The gas tax is not high enough to fund federal transportation, forcing the Obama administration to look elsewhere.
The Obama administration sent its transportation spending proposal to Congress on Tuesday, months before the fund that pays for the repair and replacement of roads, bridges, and transit systems is expected to go broke.
The four-year, $302 billion program includes more than $150 billion in new revenues that would be generated under the administration’s corporate tax reform plan.
Instead of raising the federal gas tax, last increased to $.18 per gallon in 1993, the president’s proposal would find money for transportation projects by encouraging U.S. corporations to repatriate overseas investments, an idea with some bipartisan support. There is virtually no support for a gas tax increase in this election year, and President Obama has opposed raising it during his five years in office.
“We've said all along that we are open to other ideas that emerge as a result of bipartisan discussions on the hill, and as a result we will continue to keep our ear to the ground,” said U.S. Transportation Secretary Anthony Foxx in a conference call with reporters.
When asked what the administration’s backup plan would be if Congress does not support corporate tax reform, Sec. Foxx added, “This is our proposal and we think this is the right way to go.”
The federal Highway Trust Fund has had to be replenished repeatedly in recent years because the demands of maintaining the nation’s enormous road network continued to outstrip gas tax revenues, forcing Congress to transfer general funds to the highway pot.
The administration would like to push past the recent trend of short-term replenishments by proposing a large increase in revenue, emphasizing the importance of infrastructure improvements to the nation’s economic health. But given the climate in a divided Congress where the resolution of a host of critical issues — immigration reform, the minimum wage, unemployment benefits — is not expected, transportation policy experts do not expect a multi-year road and transit program to be approved.
“We thought [corporate tax reform] is a good idea. We know there is revenue there that deals with some of the challenges we have raising new revenue for infrastructure projects,” said Rob Puentes, the director of the infrastructure initiative at the Brookings Institution.

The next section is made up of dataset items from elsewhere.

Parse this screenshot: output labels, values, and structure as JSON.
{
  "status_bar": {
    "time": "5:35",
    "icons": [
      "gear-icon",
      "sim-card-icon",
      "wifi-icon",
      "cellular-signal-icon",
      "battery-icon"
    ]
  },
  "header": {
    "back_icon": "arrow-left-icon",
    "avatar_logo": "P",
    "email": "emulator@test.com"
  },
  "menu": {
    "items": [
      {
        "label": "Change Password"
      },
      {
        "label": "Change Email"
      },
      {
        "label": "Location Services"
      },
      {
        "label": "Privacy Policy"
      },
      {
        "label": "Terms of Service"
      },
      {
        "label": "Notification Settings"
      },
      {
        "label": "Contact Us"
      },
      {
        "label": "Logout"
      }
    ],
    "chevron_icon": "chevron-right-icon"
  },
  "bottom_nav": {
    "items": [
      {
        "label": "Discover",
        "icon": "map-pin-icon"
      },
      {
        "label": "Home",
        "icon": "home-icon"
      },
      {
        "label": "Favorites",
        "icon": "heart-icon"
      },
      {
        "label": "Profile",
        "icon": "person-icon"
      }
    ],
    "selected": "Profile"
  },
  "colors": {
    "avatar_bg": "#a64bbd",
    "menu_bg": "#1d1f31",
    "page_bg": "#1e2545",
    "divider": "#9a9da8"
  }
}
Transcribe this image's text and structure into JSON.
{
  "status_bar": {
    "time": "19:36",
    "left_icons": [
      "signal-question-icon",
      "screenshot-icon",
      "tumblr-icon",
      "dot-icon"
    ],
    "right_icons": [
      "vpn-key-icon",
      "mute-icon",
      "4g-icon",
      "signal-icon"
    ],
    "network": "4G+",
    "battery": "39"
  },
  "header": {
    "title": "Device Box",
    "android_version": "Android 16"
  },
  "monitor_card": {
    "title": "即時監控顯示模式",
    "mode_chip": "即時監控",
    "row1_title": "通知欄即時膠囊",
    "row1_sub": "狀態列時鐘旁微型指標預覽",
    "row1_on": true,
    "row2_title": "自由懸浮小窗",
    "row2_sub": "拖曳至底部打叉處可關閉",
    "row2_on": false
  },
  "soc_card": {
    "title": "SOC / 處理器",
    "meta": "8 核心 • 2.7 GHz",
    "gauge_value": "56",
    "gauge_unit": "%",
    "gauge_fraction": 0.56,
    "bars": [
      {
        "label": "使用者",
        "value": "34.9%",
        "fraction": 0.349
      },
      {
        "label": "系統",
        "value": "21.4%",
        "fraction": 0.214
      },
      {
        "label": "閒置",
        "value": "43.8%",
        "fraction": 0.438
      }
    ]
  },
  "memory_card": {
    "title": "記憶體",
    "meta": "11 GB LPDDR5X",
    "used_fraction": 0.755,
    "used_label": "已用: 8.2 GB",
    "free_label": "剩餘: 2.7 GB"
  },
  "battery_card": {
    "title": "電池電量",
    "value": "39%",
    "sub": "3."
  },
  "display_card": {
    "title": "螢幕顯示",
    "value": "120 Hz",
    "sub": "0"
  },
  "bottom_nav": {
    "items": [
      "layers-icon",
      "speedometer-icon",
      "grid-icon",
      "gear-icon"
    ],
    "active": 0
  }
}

Some members of Congress have floated similar funding plans, including Maryland Democratic Rep. John Delaney.
“But it is tough to imagine Congress doing anything this substantial any time soon,” said Puentes, who said he expects Congress to approve another short-term fix to keep the highway trust fund solvent.
The administration also is proposing allowing states looking for transportation revenue more flexibility in tolling portions of interstate highways under certain conditions and with U.S. Department of Transportation approval.
Current federal policy allows states to toll interstates only when adding new capacity and in other exceptional cases. The 495 Express Lanes on the Beltway in Northern Virginia is one example: two new lanes in each direction were built over 14 miles that are now tolled electronically.
The administration’s plan would allow tolls to be built on existing capacity as long as the project is designed to reduce traffic congestion and/or use the toll revenue for transportation improvements in the corridor.
Puentes, who has written on the necessity of flexibility in tolling, said this plan would face tough opposition too, primarily from the trucking lobby and motorists’ groups.
“There are folks who think that it would be a form of double taxation because we are already paying for the transportation network with the gasoline tax and other charges,” Puentes said. “However, we know most Americans don’t even come close to paying for the cost of the system they use. The gasoline tax doesn’t cover the impact drivers have on the system.”